ORAÇÃO PARA COMUNGAR POR MEIO DA SANTÍSSIMA VIRGEM
(Conforme S.Luís Mª Grignion de Montfort)


Virgem Maria, Santíssima Mãe de Nosso Senhor JESUS CRISTO,  saúdo-vos com devoção e reverência. Proclamo-vos Senhora do meu destino e Rainha do meu coração.


Eu vos amo com toda a ternura do meu ser.


Venha hospedar-vos em minha casa, como hospedastes na casa de São João. Ficai sempre em meu coração, como estais no Coração de JESUS, Vosso adorável divino Filho.

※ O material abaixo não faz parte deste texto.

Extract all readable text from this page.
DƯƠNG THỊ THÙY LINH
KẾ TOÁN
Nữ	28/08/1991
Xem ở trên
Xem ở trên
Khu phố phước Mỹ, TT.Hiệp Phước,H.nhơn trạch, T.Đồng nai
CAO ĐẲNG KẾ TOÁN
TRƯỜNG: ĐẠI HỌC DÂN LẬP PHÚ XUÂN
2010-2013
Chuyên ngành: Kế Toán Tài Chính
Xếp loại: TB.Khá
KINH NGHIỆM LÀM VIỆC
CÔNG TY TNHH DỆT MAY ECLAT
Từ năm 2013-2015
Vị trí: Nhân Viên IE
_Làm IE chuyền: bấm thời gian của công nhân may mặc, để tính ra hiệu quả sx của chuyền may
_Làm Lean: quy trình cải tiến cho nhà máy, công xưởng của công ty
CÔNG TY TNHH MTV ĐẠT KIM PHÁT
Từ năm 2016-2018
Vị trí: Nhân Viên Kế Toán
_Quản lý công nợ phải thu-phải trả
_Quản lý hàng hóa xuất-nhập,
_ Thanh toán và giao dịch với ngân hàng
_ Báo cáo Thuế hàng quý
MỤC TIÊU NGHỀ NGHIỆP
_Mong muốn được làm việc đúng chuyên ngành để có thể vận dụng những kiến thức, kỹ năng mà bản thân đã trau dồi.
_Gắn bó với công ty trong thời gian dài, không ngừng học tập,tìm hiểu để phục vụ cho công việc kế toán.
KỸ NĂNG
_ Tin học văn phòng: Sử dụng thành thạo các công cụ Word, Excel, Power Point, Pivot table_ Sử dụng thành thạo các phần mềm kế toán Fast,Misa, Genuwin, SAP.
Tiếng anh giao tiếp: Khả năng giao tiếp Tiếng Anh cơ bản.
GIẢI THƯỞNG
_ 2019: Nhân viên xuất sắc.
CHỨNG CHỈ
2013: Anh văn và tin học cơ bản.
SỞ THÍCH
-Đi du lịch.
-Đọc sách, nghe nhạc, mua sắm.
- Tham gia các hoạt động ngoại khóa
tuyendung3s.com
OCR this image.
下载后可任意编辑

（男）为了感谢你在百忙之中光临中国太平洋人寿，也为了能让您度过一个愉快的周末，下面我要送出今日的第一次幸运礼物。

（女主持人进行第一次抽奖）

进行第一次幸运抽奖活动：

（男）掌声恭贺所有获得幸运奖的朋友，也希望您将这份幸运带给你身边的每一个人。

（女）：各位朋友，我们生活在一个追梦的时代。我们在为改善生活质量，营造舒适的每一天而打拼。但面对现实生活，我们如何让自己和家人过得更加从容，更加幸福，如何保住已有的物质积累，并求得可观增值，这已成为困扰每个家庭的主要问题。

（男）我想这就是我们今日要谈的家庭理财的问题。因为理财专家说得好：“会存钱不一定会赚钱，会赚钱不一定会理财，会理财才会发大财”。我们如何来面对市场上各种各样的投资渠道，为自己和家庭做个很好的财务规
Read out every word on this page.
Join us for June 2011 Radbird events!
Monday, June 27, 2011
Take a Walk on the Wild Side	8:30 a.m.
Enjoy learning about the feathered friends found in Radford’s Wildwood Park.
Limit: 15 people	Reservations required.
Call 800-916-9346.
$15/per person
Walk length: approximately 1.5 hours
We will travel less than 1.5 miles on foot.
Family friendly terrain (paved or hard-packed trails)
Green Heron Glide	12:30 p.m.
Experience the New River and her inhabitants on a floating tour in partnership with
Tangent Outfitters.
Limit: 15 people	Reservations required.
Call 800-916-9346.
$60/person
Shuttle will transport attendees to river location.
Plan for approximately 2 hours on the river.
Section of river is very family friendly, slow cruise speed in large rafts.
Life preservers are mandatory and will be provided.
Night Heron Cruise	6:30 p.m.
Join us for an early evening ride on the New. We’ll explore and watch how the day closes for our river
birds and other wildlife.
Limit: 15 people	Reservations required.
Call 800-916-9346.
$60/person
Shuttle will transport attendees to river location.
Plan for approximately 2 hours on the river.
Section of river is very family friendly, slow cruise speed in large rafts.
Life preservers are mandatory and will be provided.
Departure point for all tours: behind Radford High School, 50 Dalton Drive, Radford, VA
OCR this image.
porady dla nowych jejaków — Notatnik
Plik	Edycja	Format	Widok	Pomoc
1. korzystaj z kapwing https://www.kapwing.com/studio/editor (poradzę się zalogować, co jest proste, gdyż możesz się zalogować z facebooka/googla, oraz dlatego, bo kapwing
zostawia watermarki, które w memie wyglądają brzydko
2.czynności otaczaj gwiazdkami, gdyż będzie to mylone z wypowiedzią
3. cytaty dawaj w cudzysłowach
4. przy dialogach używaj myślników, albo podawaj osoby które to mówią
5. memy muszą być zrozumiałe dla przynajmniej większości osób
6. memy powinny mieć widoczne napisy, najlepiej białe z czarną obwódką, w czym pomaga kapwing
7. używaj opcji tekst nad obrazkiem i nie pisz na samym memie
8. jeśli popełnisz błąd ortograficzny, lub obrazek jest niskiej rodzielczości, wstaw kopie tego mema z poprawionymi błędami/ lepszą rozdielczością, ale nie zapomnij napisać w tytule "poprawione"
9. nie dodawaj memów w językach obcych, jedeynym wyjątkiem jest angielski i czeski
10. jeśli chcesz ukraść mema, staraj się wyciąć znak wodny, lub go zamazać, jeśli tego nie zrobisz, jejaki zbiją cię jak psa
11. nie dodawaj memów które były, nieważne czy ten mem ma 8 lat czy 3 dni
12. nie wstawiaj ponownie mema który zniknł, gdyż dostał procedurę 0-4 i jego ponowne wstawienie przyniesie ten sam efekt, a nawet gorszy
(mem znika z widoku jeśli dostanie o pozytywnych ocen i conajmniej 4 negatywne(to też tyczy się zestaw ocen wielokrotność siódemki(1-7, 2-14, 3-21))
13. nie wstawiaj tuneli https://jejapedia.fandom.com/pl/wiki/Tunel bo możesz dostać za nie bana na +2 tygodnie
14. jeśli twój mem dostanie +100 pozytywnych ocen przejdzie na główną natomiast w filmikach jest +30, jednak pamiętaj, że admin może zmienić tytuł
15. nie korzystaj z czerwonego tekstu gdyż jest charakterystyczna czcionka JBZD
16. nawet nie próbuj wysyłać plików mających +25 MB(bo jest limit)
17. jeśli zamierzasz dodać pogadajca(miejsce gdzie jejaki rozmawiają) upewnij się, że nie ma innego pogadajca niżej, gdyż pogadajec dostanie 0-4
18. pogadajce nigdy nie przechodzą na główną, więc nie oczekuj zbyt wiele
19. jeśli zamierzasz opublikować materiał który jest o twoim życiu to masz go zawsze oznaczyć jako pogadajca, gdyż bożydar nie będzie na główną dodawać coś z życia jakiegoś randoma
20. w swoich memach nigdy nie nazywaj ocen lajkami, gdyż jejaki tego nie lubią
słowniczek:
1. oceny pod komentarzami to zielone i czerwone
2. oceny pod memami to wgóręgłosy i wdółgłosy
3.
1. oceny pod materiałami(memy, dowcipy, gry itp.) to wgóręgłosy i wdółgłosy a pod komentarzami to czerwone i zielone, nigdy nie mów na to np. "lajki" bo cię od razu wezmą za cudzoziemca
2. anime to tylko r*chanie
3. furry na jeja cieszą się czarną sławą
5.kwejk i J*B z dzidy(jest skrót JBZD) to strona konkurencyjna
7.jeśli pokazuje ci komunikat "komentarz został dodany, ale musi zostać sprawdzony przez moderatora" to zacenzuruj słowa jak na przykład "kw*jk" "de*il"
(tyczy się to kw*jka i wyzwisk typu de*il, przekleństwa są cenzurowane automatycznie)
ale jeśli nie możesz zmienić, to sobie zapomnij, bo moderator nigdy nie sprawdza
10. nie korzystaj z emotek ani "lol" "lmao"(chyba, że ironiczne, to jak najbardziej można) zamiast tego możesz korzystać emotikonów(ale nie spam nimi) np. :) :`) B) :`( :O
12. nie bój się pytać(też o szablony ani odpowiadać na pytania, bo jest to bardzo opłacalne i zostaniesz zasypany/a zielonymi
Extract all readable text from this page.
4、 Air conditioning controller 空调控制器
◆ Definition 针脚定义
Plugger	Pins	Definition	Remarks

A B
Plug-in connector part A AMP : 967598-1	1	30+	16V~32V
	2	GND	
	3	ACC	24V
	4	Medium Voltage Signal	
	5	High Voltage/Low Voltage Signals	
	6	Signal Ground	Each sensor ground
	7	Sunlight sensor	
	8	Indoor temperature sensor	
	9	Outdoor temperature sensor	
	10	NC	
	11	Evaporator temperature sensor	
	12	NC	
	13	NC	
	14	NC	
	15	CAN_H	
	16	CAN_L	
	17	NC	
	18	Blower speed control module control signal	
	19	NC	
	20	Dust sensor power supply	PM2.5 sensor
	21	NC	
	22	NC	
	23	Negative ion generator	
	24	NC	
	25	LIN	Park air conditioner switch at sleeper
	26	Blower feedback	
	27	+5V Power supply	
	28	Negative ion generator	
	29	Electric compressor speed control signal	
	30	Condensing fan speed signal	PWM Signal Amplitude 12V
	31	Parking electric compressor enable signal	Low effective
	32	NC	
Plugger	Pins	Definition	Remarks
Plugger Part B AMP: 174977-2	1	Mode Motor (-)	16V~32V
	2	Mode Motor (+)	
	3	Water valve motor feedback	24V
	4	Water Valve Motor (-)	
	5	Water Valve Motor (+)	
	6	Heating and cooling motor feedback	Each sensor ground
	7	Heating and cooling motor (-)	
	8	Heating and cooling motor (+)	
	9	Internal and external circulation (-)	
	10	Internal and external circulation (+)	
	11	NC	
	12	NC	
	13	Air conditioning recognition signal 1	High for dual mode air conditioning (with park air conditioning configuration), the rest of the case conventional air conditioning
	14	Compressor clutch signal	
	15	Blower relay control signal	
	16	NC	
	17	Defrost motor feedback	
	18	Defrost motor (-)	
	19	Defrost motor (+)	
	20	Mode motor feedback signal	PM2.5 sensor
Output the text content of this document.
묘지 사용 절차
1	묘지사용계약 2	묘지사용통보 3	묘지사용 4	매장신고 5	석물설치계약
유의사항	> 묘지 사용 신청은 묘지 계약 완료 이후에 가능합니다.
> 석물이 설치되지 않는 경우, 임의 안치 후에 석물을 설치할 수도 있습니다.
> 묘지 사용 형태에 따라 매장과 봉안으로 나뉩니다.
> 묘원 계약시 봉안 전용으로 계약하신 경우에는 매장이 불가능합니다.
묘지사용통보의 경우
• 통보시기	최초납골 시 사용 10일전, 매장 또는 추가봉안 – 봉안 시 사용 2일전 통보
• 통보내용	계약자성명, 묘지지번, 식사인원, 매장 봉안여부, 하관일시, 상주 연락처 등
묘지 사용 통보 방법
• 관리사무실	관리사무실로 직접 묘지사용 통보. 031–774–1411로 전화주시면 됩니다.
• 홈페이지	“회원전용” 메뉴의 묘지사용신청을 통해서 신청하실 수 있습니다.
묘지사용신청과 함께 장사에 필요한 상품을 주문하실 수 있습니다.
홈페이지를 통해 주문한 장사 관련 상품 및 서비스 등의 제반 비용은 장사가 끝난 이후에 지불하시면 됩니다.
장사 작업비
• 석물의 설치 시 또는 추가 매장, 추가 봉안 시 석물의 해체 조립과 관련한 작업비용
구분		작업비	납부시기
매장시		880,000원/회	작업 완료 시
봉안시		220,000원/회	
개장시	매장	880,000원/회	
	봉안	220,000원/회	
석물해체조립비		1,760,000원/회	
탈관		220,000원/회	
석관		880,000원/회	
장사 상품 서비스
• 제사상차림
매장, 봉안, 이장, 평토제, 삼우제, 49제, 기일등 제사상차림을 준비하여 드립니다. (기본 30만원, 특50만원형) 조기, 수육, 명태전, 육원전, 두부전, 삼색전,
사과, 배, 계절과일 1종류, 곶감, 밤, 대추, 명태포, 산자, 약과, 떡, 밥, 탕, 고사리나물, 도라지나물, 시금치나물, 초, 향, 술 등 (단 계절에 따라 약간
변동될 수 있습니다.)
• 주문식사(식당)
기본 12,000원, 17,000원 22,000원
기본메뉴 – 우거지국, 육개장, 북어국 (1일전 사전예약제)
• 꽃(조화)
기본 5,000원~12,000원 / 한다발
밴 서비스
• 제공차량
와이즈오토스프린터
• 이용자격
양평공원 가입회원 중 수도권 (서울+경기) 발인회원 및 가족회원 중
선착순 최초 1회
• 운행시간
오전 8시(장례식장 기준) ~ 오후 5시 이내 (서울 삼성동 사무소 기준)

Recebei a Jesus Cristo por mim, pois minha alma suspira pelo seu Sacratíssimo Corpo, meu coração deseja ardentemente estar unido a Ele. Quero sempre recebê-Lo com amor e adoração, para alcançar a salvação e a santificação. Vosso Divino Filho é a suave e santa refeição da minha alma. Amém.

Salve Maria!Postando aqui uma série de textos Marianos de Santo Agostinho lindos sobre A Virgem Santíssima. Boa leitura!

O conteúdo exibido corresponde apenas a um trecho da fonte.